The equipment, technology, and support you’ll need to provide IVR depends on the complexity of the intended system. The following items represent the basic elements your company will need.
Telephony infrastructure encompasses your basic communication equipment such as the telephone lines, call-switching equipment, and automatic call distributors (ACDs). IVR telephone lines can be standard analog, digital T1, or integrated services digital network (ISDN) lines. These lines are connected to the IVR platform and to call-switching equipment such as Telco switches, Voice-over-IP gateways, corporate PBXs, or the call centers themselves via an ACD.
IVR platforms constitute the server and operating-system hardware and software platforms on which IVR applications run. At the minimum, IVR platforms allow you to record and play prompts and obtain touch-tone input. They may also allow you to recognize spoken input (voice recognition), translate text into spoken output (TTS), and transfer IVR calls to any telephone or call-center representative.
IVR applications are the software programs that manage and respond to calls on IVR platforms.
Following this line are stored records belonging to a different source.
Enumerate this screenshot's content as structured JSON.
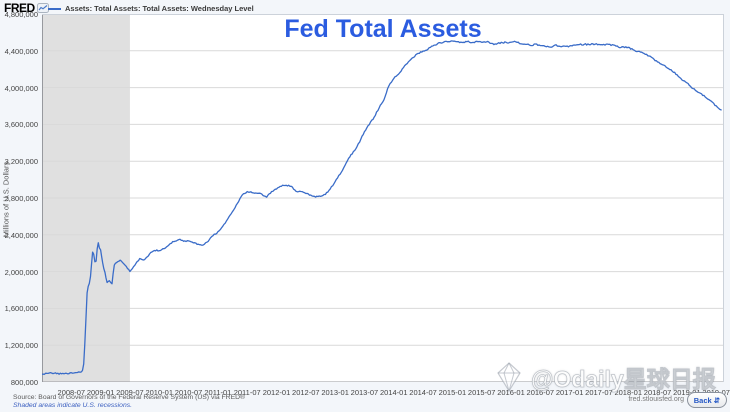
{
  "brand": {
    "logo_text": "FRED"
  },
  "legend": {
    "series_label": "Assets: Total Assets: Total Assets: Wednesday Level"
  },
  "title": "Fed Total Assets",
  "watermark": {
    "text": "@Odaily星球日报"
  },
  "footer": {
    "source": "Source: Board of Governors of the Federal Reserve System (US) via FRED®",
    "recession_note": "Shaded areas indicate U.S. recessions.",
    "site": "fred.stlouisfed.org",
    "back_label": "Back",
    "back_icon": "⇵"
  },
  "colors": {
    "line": "#3a6cc8",
    "title": "#2b5ce0",
    "recession_band": "#e0e0e0",
    "grid": "#d9d9d9",
    "axis": "#97999e"
  },
  "chart_data": {
    "type": "line",
    "title": "Fed Total Assets",
    "ylabel": "Millions of U.S. Dollars",
    "xlabel": "",
    "ylim": [
      800000,
      4800000
    ],
    "y_tick_step": 400000,
    "y_ticks": [
      "800,000",
      "1,200,000",
      "1,600,000",
      "2,000,000",
      "2,400,000",
      "2,800,000",
      "3,200,000",
      "3,600,000",
      "4,000,000",
      "4,400,000",
      "4,800,000"
    ],
    "xlim": [
      "2008-01",
      "2019-08"
    ],
    "x_ticks": [
      "2008-07",
      "2009-01",
      "2009-07",
      "2010-01",
      "2010-07",
      "2011-01",
      "2011-07",
      "2012-01",
      "2012-07",
      "2013-01",
      "2013-07",
      "2014-01",
      "2014-07",
      "2015-01",
      "2015-07",
      "2016-01",
      "2016-07",
      "2017-01",
      "2017-07",
      "2018-01",
      "2018-07",
      "2019-01",
      "2019-07"
    ],
    "grid": "horizontal",
    "legend_position": "top-left",
    "recession_bands": [
      {
        "start": "2008-01",
        "end": "2009-07"
      }
    ],
    "series": [
      {
        "name": "Assets: Total Assets: Total Assets: Wednesday Level",
        "color": "#3a6cc8",
        "points": [
          [
            "2008-01",
            885000
          ],
          [
            "2008-02",
            890000
          ],
          [
            "2008-03",
            900000
          ],
          [
            "2008-04",
            890000
          ],
          [
            "2008-05",
            890000
          ],
          [
            "2008-06",
            895000
          ],
          [
            "2008-07",
            900000
          ],
          [
            "2008-08",
            905000
          ],
          [
            "2008-09-03",
            910000
          ],
          [
            "2008-09-10",
            925000
          ],
          [
            "2008-09-17",
            1000000
          ],
          [
            "2008-09-24",
            1210000
          ],
          [
            "2008-10-01",
            1500000
          ],
          [
            "2008-10-08",
            1770000
          ],
          [
            "2008-10-15",
            1840000
          ],
          [
            "2008-10-22",
            1870000
          ],
          [
            "2008-10-29",
            1950000
          ],
          [
            "2008-11-05",
            2080000
          ],
          [
            "2008-11-12",
            2210000
          ],
          [
            "2008-11-19",
            2190000
          ],
          [
            "2008-11-26",
            2110000
          ],
          [
            "2008-12-03",
            2110000
          ],
          [
            "2008-12-10",
            2250000
          ],
          [
            "2008-12-17",
            2310000
          ],
          [
            "2008-12-24",
            2260000
          ],
          [
            "2008-12-31",
            2240000
          ],
          [
            "2009-01-14",
            2090000
          ],
          [
            "2009-01-28",
            1990000
          ],
          [
            "2009-02-11",
            1880000
          ],
          [
            "2009-02-25",
            1900000
          ],
          [
            "2009-03-11",
            1870000
          ],
          [
            "2009-03-25",
            2070000
          ],
          [
            "2009-04",
            2090000
          ],
          [
            "2009-05",
            2120000
          ],
          [
            "2009-06",
            2070000
          ],
          [
            "2009-07",
            2000000
          ],
          [
            "2009-08",
            2070000
          ],
          [
            "2009-09",
            2140000
          ],
          [
            "2009-10",
            2130000
          ],
          [
            "2009-11",
            2190000
          ],
          [
            "2009-12",
            2230000
          ],
          [
            "2010-01",
            2230000
          ],
          [
            "2010-02",
            2250000
          ],
          [
            "2010-03",
            2290000
          ],
          [
            "2010-04",
            2330000
          ],
          [
            "2010-05",
            2350000
          ],
          [
            "2010-06",
            2330000
          ],
          [
            "2010-07",
            2330000
          ],
          [
            "2010-08",
            2310000
          ],
          [
            "2010-09",
            2300000
          ],
          [
            "2010-10",
            2290000
          ],
          [
            "2010-11",
            2330000
          ],
          [
            "2010-12",
            2390000
          ],
          [
            "2011-01",
            2430000
          ],
          [
            "2011-02",
            2490000
          ],
          [
            "2011-03",
            2570000
          ],
          [
            "2011-04",
            2650000
          ],
          [
            "2011-05",
            2740000
          ],
          [
            "2011-06",
            2830000
          ],
          [
            "2011-07",
            2870000
          ],
          [
            "2011-08",
            2860000
          ],
          [
            "2011-09",
            2850000
          ],
          [
            "2011-10",
            2840000
          ],
          [
            "2011-11",
            2810000
          ],
          [
            "2011-12",
            2870000
          ],
          [
            "2012-01",
            2900000
          ],
          [
            "2012-02",
            2930000
          ],
          [
            "2012-03",
            2940000
          ],
          [
            "2012-04",
            2930000
          ],
          [
            "2012-05",
            2870000
          ],
          [
            "2012-06",
            2870000
          ],
          [
            "2012-07",
            2850000
          ],
          [
            "2012-08",
            2830000
          ],
          [
            "2012-09",
            2810000
          ],
          [
            "2012-10",
            2820000
          ],
          [
            "2012-11",
            2840000
          ],
          [
            "2012-12",
            2900000
          ],
          [
            "2013-01",
            2980000
          ],
          [
            "2013-02",
            3060000
          ],
          [
            "2013-03",
            3150000
          ],
          [
            "2013-04",
            3250000
          ],
          [
            "2013-05",
            3320000
          ],
          [
            "2013-06",
            3410000
          ],
          [
            "2013-07",
            3520000
          ],
          [
            "2013-08",
            3600000
          ],
          [
            "2013-09",
            3680000
          ],
          [
            "2013-10",
            3780000
          ],
          [
            "2013-11",
            3870000
          ],
          [
            "2013-12",
            4020000
          ],
          [
            "2014-01",
            4100000
          ],
          [
            "2014-02",
            4150000
          ],
          [
            "2014-03",
            4220000
          ],
          [
            "2014-04",
            4280000
          ],
          [
            "2014-05",
            4330000
          ],
          [
            "2014-06",
            4370000
          ],
          [
            "2014-07",
            4400000
          ],
          [
            "2014-08",
            4420000
          ],
          [
            "2014-09",
            4450000
          ],
          [
            "2014-10",
            4480000
          ],
          [
            "2014-11",
            4490000
          ],
          [
            "2014-12",
            4500000
          ],
          [
            "2015-01",
            4510000
          ],
          [
            "2015-02",
            4500000
          ],
          [
            "2015-03",
            4490000
          ],
          [
            "2015-04",
            4500000
          ],
          [
            "2015-05",
            4490000
          ],
          [
            "2015-06",
            4500000
          ],
          [
            "2015-07",
            4490000
          ],
          [
            "2015-08",
            4500000
          ],
          [
            "2015-09",
            4480000
          ],
          [
            "2015-10",
            4470000
          ],
          [
            "2015-11",
            4490000
          ],
          [
            "2015-12",
            4490000
          ],
          [
            "2016-01",
            4490000
          ],
          [
            "2016-02",
            4500000
          ],
          [
            "2016-03",
            4480000
          ],
          [
            "2016-04",
            4470000
          ],
          [
            "2016-05",
            4460000
          ],
          [
            "2016-06",
            4470000
          ],
          [
            "2016-07",
            4460000
          ],
          [
            "2016-08",
            4450000
          ],
          [
            "2016-09",
            4440000
          ],
          [
            "2016-10",
            4460000
          ],
          [
            "2016-11",
            4450000
          ],
          [
            "2016-12",
            4450000
          ],
          [
            "2017-01",
            4450000
          ],
          [
            "2017-02",
            4460000
          ],
          [
            "2017-03",
            4470000
          ],
          [
            "2017-04",
            4470000
          ],
          [
            "2017-05",
            4470000
          ],
          [
            "2017-06",
            4470000
          ],
          [
            "2017-07",
            4470000
          ],
          [
            "2017-08",
            4470000
          ],
          [
            "2017-09",
            4470000
          ],
          [
            "2017-10",
            4460000
          ],
          [
            "2017-11",
            4440000
          ],
          [
            "2017-12",
            4440000
          ],
          [
            "2018-01",
            4440000
          ],
          [
            "2018-02",
            4410000
          ],
          [
            "2018-03",
            4390000
          ],
          [
            "2018-04",
            4380000
          ],
          [
            "2018-05",
            4350000
          ],
          [
            "2018-06",
            4320000
          ],
          [
            "2018-07",
            4280000
          ],
          [
            "2018-08",
            4250000
          ],
          [
            "2018-09",
            4210000
          ],
          [
            "2018-10",
            4180000
          ],
          [
            "2018-11",
            4140000
          ],
          [
            "2018-12",
            4080000
          ],
          [
            "2019-01",
            4050000
          ],
          [
            "2019-02",
            4000000
          ],
          [
            "2019-03",
            3960000
          ],
          [
            "2019-04",
            3930000
          ],
          [
            "2019-05",
            3890000
          ],
          [
            "2019-06",
            3850000
          ],
          [
            "2019-07",
            3800000
          ],
          [
            "2019-08",
            3760000
          ]
        ]
      }
    ]
  }
}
These applications direct the IVR platform to prompt callers, collect data, and transfer calls. Some IVR software can search existing databases (see below) to provide the specific information needed during the course of a call. Such programs can be designed by the company itself, IVR-solution developers, or vendors who sell generic IVR applications.
Back-end servers house the enterprise’s existing data. Back-end servers manage databases, mainframes, Java (or other application) servers, and third-party information.
IVR consultants are the experts who specialize in IVR technology and can help you with problems. An IVR consulting team should include employees who have firsthand experience with IVR integration, configuration, reliability and redundancy, software development, and solution management.